Ironically, some groups of people – especially the nomads, still had a sense of the Source and the connections to the Source through the planet’s natural cycles. Colonial Christian missionaries however, spent hundreds of years prying nomadic peoples away from their lifestyles and unbroken connections with the earth, only to settle them in towns and offer them religion to replace the ritual they lost through settlement. This type of social engineering was not only discriminatory and stupid but also spiritually wasteful! It was analogous to having access to a meal but then throwing the meal into the bin and giving the restaurant’s patrons exactly the same meal (only this time arranged differently on the plate). In addition to this, the restaurateurs (i.e. missionaries) went on to claim that the patrons (i.e. nomadic peoples) never had any food in the first place. Their final strategy was of course to indoctrinate all survivors that this was always the case.
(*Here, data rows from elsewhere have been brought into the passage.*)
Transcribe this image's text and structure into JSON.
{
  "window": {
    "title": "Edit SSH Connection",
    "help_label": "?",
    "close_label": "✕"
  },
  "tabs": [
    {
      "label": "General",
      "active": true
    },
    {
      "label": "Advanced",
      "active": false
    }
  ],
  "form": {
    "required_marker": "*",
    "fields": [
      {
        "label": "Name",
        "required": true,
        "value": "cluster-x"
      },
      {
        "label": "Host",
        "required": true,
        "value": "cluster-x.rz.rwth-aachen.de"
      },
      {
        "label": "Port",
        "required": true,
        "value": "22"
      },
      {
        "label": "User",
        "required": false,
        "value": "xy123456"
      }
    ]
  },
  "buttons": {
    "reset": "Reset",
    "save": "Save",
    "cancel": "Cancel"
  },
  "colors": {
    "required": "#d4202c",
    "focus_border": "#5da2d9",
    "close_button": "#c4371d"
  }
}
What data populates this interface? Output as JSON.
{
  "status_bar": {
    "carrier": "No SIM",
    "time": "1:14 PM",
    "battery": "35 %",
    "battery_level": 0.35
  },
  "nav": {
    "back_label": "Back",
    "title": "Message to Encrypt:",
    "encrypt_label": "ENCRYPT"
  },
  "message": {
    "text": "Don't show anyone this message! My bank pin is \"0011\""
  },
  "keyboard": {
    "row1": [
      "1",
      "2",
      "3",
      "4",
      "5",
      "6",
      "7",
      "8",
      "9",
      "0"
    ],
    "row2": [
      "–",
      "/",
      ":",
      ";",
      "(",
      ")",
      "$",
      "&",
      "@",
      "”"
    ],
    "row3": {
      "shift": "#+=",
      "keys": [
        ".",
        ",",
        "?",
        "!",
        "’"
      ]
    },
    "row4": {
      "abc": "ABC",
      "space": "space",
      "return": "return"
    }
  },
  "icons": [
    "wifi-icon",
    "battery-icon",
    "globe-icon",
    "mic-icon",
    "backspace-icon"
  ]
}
If these people had been left alone, their separation from the Source would never have occurred. Our history is unfortunately riddled with examples of how colonialists “had” to save those that did not need saving, “had” to offer them a connection/communion with God when it was already there and “had” to force them out of Eden as the colonialist’s ancestors had been forced out of Eden thousands of years earlier. How dare someone continue to exist within Eden, when everyone else had inadvertently thrown themselves out in search of bigger and better things than the earth could provide naturally! Ah… the notion of greed – civilisation’s finest friend and first ever catalyst is unfortunately still with us.